С чрезвычайно отдаленных времен вырабатывались как самые плотничьи приемы, так и та терминология, которая сохранилась на севере до наших дней. Слова “стопа”, “сруб”, “клеты” говорят о форме и способе постройки деревянных сооружений. Древний термин “хоромы”, определявший соединенную в одно целое группу жилых богатых помещений, всецело выражал впоследствии и внешность “храма”, т. е. той же храмины, хоромины, хором как жилища, но жилища не простого смертного, a Бога — “дом Божий”. Таким образом, в самом слове “храм”, будь он каменный или деревянный, скрывается определение богатого жилища.
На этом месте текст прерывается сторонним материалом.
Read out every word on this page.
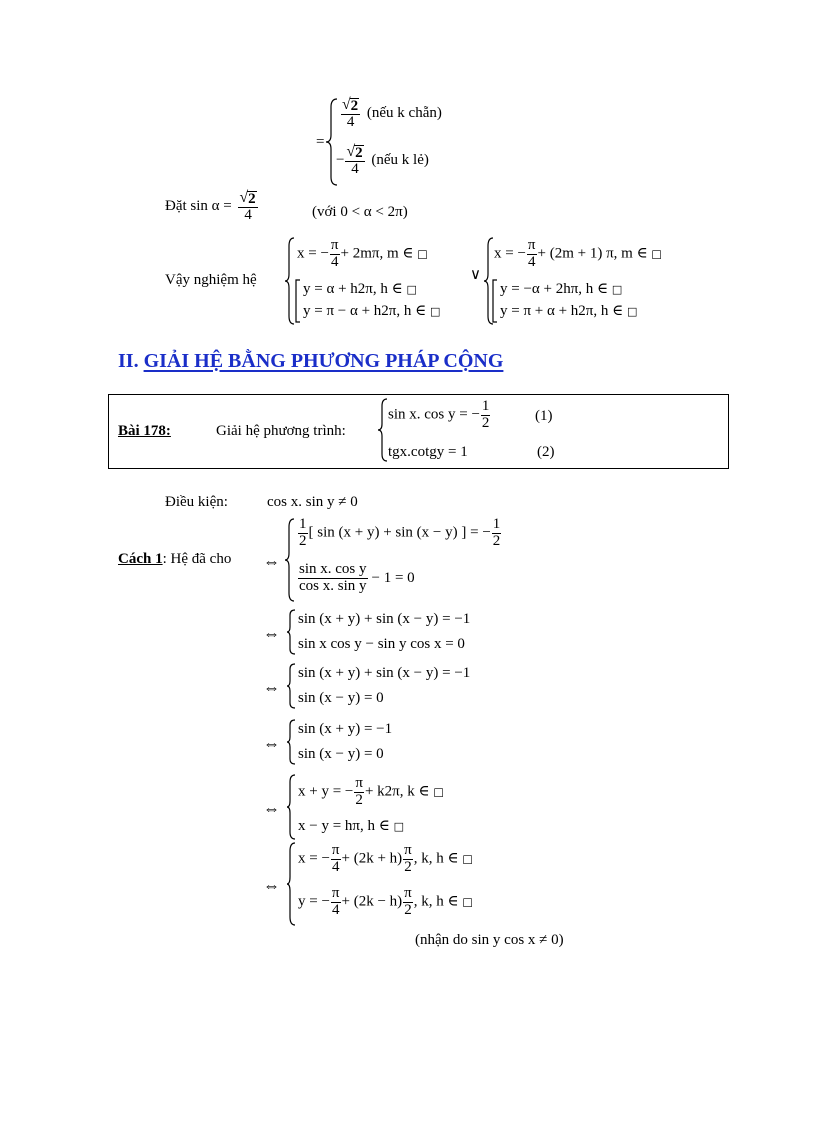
=
$\frac{√ 2}{4}$ (nếu k chẵn)
− $\frac{√ 2}{4}$ (nếu k lẻ)
Đặt $\sin \alpha = \frac{√ 2}{4}$	(với 0 < α < 2π)
Vậy nghiệm hệ
x = − $\frac{\pi}{4} + 2m\pi$, m ∈ □
y = α + h2π, h ∈ □
y = π − α + h2π, h ∈ □
∨
x = − $\frac{\pi}{4} + (2m + 1)$ π, m ∈ □
y = −α + 2hπ, h ∈ □
y = π + α + h2π, h ∈ □
II. GIẢI HỆ BẰNG PHƯƠNG PHÁP CỘNG
Bài 178:	Giải hệ phương trình:
sin x. cos y = − $\frac{1}{2}$	(1)
tgx.cotgy = 1	(2)
Điều kiện:	cos x. sin y ≠ 0
Cách 1: Hệ đã cho ⇔
$\frac{1}{2}$ [ sin (x + y) + sin (x − y) ] = − $\frac{1}{2}$
$\frac{\text{sin x. cos y}}{\text{cos x. sin y}} - 1 = 0$
⇔
sin (x + y) + sin (x − y) = −1
sin x cos y − sin y cos x = 0
⇔
sin (x + y) + sin (x − y) = −1
sin (x − y) = 0
⇔
sin (x + y) = −1
sin (x − y) = 0
⇔
x + y = − $\frac{\pi}{2} + k2\pi$, k ∈ □
x − y = hπ, h ∈ □
⇔
x = − $\frac{\pi}{4} + (2k + h) \frac{\pi}{2}$ , k, h ∈ □
y = − $\frac{\pi}{4} + (2k - h) \frac{\pi}{2}$ , k, h ∈ □
(nhận do sin y cos x ≠ 0)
С распространением христианства расширялась и потребность в сооружении храмов. Византийское церковное зодчество с установленными церковью основными формами плана и фасадов было принято как завет, как нерушимая святыня, остававшаяся неподвижной целые века. Свободному замыслу тут долго не было места. Только первые деревянные церкви, появившиеся еще до каменных, могли быть срублены иначе, ибо не было еще образцов, к которым местные плотники должны были приноравливаться. Они вынуждены были искать форм для нового сооружения с одной стороны в преданиях хоромного строительства, с другой — в собственном воображении. Когда же появился первый каменный храм, то такой образец был дан и с этих пор деревянное церковное строительство получило возможность заимствовать некоторые особенности каменного храма.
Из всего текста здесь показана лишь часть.